The answer is probably that they think, probably wrongly now, that they can get continue to get away with bashing gay people, as they have done for centuries, but as they have learned the hard way, obstructing divorce is deeply unpopular. Three quarters of Irish Catholics say that the Church's teaching on sexuality is not relevant to their lives, according to a survey by Amarach Research. This also shows the Church cannot take for granted support even from those who do attend mass.
Another reason why the Church pushing this threat again would seem even more foolhardy and arrogant is that the percentage of weekly church attendance in Ireland has declined by two thirds in 40 years, and indeed by a third between 2010 and 2011. Much of the reduction has been a reaction to clerical child abuse and the Church's acquiescence of it.
The National Secular Society is keen, however, to encourage the Church to carry out its threat to stop civil marriage registration. Having a separate civil ceremony, as happens in France, emphasises the legal importance of the marriage and leaves no ambiguity - as is starting to happen in minority faith marriages in Britain - as to whether religious marriages are also civil ones recognised by the state.

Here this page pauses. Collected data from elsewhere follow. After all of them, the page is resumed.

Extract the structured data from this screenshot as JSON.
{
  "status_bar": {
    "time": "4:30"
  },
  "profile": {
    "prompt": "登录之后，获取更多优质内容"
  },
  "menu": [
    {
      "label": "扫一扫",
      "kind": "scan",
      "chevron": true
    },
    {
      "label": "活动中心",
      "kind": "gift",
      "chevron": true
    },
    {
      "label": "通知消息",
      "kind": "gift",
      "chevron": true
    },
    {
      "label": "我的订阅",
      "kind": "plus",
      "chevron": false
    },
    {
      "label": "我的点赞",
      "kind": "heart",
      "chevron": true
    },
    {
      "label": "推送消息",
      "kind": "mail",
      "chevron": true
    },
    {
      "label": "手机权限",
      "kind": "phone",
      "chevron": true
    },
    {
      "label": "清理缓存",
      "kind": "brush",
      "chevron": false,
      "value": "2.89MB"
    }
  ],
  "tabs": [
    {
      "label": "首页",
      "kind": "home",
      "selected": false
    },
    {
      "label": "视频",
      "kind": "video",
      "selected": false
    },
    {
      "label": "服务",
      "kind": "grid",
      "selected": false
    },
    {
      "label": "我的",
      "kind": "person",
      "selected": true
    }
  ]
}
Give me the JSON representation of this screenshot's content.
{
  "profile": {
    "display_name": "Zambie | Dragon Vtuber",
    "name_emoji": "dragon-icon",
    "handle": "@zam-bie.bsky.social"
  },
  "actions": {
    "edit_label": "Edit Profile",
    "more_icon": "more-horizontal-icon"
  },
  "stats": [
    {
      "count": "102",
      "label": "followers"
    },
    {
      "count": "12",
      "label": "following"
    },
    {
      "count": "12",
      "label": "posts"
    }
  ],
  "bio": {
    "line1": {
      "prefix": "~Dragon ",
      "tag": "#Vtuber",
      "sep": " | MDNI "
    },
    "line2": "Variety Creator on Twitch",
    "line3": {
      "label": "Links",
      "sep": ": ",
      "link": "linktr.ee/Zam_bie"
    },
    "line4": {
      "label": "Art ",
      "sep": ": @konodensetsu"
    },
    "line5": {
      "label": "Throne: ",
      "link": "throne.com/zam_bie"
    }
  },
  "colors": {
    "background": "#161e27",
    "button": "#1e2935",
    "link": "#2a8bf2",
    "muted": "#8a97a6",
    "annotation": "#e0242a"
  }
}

The threat not to carry out these civil formalities is ironic given that the Church internationally has fought long and hard to have its marriage ceremonies recognised as civilly valid and even had this stipulated in some concordats, e.g. in Poland, the (sometimes secret) treaties between the Vatican and numerous states to bind them to adopt Catholic doctrine and financially benefit the Church.
Were the Church to carry out its threat, however, it would run the risk that couples would in protest at this move and the reasons behind it, or simply for reasons of expediency, abandon Catholic marriages - contributing further to the decline of Catholic marriage and mass attendance.
The fight the Church has picked with the State is a high-stakes one, and one the Church seems unable to win, whatever happens. If the Referendum succeeds, the Church's authority will be badly dented, given its no holds barred opposition will have been seen to be ignored. Even were the Referendum to be rejected, the Church would probably be blamed for it by the majority of the population.
Maybe sanity is starting to prevail however and Long's equivocal statement is the first stage of a damage limitation climb-down. Just last month the Catholic Archbishop of Dublin was calling for a calmer, respectful debate on same-sex marriage - hardly fighting talk, and the bishops stopped short of calling on Catholics to reject the Referendum. A spokesperson for the Association of Catholic Priests referred to a wide range of views among its members thought the Church would balk at making it more expensive and difficult for couples to marry; there are very few civil registrars.
If the Referendum passes, Ireland will become the 18th country, as well as some US states, with same-sex marriage. It would be the first to do so in a national referendum and to guarantee such marriage in its constitution. Not bad progress, given homosexuality was only decriminalised there in 1993; and the Civil Partnership Act passed in 2010.
Until now Ireland has been known for extreme conservatism on ethical issues, thanks to the stranglehold of the Church on politics and until recently probably the highest church attendance in the western world. Consequently, abortion law there is one of the most restrictive, leading those seeking abortions to travel to Britain, if they can afford it. The majority of the Irish population want some liberalisation of the law and if this Referendum is passed, it would be surprising if they were not emboldened to demand it.